ガスが排出されたら、状況に応じてショック状態の治療や胃を正常位置に戻す外科手術、不整脈が確認されたら抗不整脈剤投与などの処置が行われます。

・予防法

食前食後は運動させず安静にして、食後は大量の水分摂取を控えます。

そのほか、食事回数を増やしたり食事内容の見直しなども大切です。

穀物が多い食事は胃の中で発酵しやすくガスが発生しやすいので、胃拡張胃捻転症候群を発症しやすい犬は避けたほうが良いでしょう。

・注意したい犬種

セント・バーナード、バーニーズ・マウンテン・ドッグ、ラブラドール・レトリーバー・ゴールデン・レトリバー、グレート・デーン、ワイマラナー、、ゴードン・セッター、アイリッシュ・セッター、スタンダード・プードル、ボルゾイなど

 

大型犬に多い循環器の病気

拡張型心筋症

・特徴

心臓の筋肉(心筋)に何かしらの異常が起こり心臓機能が低下してしまう病気が「心筋症」で、そのうち筋肉の収縮力低下が原因で全身に血液を送るための力が弱まったり、心室内腔が拡張してしまったりする病気が「拡張型心筋症(DCM)」です。

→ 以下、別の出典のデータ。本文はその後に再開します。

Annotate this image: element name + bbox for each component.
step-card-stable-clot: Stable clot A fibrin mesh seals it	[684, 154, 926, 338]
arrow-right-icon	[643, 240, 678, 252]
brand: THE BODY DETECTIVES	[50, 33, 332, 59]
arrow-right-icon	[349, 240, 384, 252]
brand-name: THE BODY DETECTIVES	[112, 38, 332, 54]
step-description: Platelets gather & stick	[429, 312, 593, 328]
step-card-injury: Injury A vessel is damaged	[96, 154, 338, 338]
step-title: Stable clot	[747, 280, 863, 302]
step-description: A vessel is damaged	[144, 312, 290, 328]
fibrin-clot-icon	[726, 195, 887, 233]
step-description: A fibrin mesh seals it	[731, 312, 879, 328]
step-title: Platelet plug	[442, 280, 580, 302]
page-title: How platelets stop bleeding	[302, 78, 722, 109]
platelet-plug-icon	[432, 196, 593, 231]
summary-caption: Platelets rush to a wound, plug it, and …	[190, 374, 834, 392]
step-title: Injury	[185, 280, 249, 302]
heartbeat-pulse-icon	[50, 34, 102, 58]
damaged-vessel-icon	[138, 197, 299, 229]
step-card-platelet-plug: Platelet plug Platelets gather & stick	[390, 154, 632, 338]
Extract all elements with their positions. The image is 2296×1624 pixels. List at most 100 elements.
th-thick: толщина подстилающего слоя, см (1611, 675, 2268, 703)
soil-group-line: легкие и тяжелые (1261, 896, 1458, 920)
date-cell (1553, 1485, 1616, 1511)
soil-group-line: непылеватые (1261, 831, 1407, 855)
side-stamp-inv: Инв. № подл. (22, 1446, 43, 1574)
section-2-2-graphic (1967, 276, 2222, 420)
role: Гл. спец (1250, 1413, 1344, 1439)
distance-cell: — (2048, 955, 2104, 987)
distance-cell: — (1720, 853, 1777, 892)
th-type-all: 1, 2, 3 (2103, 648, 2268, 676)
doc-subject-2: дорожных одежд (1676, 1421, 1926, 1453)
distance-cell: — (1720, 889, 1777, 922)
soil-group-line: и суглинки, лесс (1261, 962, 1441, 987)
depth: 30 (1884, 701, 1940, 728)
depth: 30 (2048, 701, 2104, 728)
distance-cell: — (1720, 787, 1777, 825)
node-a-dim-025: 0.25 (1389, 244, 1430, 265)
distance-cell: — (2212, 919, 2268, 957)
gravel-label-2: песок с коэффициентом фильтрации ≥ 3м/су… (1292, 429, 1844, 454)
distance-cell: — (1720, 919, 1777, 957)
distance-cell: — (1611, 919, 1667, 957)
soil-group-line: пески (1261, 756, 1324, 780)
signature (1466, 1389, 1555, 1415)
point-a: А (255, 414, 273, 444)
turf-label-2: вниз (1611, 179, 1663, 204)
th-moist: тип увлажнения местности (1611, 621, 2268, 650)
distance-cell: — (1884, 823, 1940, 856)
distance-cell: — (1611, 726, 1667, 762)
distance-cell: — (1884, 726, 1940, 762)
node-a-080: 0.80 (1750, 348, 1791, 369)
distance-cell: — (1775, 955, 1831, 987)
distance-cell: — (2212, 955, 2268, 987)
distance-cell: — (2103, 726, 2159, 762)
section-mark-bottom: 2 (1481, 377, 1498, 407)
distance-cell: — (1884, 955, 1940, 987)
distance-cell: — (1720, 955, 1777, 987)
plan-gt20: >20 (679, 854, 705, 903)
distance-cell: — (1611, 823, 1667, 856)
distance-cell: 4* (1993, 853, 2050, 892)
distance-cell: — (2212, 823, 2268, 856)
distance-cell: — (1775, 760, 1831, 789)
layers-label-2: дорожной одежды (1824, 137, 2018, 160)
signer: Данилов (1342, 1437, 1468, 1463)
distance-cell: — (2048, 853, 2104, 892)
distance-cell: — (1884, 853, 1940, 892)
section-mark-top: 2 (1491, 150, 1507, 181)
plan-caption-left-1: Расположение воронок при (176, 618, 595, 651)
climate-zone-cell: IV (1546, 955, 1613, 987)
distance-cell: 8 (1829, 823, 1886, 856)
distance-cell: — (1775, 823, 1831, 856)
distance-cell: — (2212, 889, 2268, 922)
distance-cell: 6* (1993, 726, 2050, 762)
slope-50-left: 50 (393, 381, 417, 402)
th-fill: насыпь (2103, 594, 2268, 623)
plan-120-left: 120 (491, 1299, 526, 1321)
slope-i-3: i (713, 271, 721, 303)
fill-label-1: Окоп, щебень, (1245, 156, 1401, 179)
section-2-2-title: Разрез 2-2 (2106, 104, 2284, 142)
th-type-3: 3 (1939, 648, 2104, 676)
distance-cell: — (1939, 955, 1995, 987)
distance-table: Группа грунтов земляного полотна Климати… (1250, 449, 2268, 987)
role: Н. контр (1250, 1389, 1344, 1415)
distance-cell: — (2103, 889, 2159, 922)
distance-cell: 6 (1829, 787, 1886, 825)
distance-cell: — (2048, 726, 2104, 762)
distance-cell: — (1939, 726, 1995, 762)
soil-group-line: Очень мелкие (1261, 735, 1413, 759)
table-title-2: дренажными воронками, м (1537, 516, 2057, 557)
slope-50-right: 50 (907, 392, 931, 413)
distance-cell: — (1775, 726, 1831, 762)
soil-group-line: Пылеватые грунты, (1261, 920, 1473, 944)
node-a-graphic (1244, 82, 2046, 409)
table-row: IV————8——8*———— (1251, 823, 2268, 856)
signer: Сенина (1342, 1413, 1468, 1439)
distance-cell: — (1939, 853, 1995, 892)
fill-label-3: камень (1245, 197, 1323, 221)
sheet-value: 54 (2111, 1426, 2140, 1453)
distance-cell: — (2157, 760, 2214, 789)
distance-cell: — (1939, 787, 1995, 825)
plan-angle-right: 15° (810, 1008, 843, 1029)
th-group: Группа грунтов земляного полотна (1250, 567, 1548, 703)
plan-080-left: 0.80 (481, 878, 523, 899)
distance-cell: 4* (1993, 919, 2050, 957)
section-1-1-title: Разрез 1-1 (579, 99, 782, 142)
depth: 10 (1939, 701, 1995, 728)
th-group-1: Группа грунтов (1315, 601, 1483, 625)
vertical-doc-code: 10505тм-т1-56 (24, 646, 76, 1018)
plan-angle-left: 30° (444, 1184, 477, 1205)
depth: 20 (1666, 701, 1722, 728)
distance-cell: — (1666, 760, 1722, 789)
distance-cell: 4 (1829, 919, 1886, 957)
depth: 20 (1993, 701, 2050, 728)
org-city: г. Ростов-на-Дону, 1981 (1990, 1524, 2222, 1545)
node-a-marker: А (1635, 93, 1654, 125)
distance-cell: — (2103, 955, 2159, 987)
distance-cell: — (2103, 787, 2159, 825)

犬の心筋症の中では最も多く、初期症状がないことから飼い主さんが気付いたときには重症化していることがあるので注意が必要です。

・症状

初期症状は無症状のことが多く、進行するにつれて元気がなくなる、食欲低下、運動をしたがらない、呼吸が苦しそう、息が荒い、咳など。

肺水腫や不整脈、胸水貯留などを引き起こす危険性がある

・治療法

内科治療として症状に合わせ強心剤、血管拡張薬、利尿薬などの投与が行われます。

・予防法

現段階では予防法はありませんが、特に発症しやすい犬種に関しては早期発見のため定期的な健康診断を受けることが大切です。

・注意したい犬種

セント・バーナード、オールド・イングリッシュ・シープドッグ、ニューファンドランド、アイリッシユ・ウオルファンド、ドーベルマン、ピンシャー、グレート・デン、ボクサー、コッカー・スパニエルなど

 

まとめ

大型犬が発症しやすい病気についてご紹介いたしましたが、大型犬は遺伝子的疾患として「股関節形成不全」や「心筋症」を発症しやすく、体の構造上「胃拡張胃捻転症候群」や「前十字靭帯断裂」にも注意を払わなければいけません。

いずれの病気も犬のQOL低下を招きやすく、最悪の場合は命を落とす危険性がある病気もあるため、早期発見できるよう普段から定期的な健康診断や愛犬の様子の確認を行いましょう。

何か違和感を感じた時にはすぐ獣医さんに診てもらうように心がけましょう。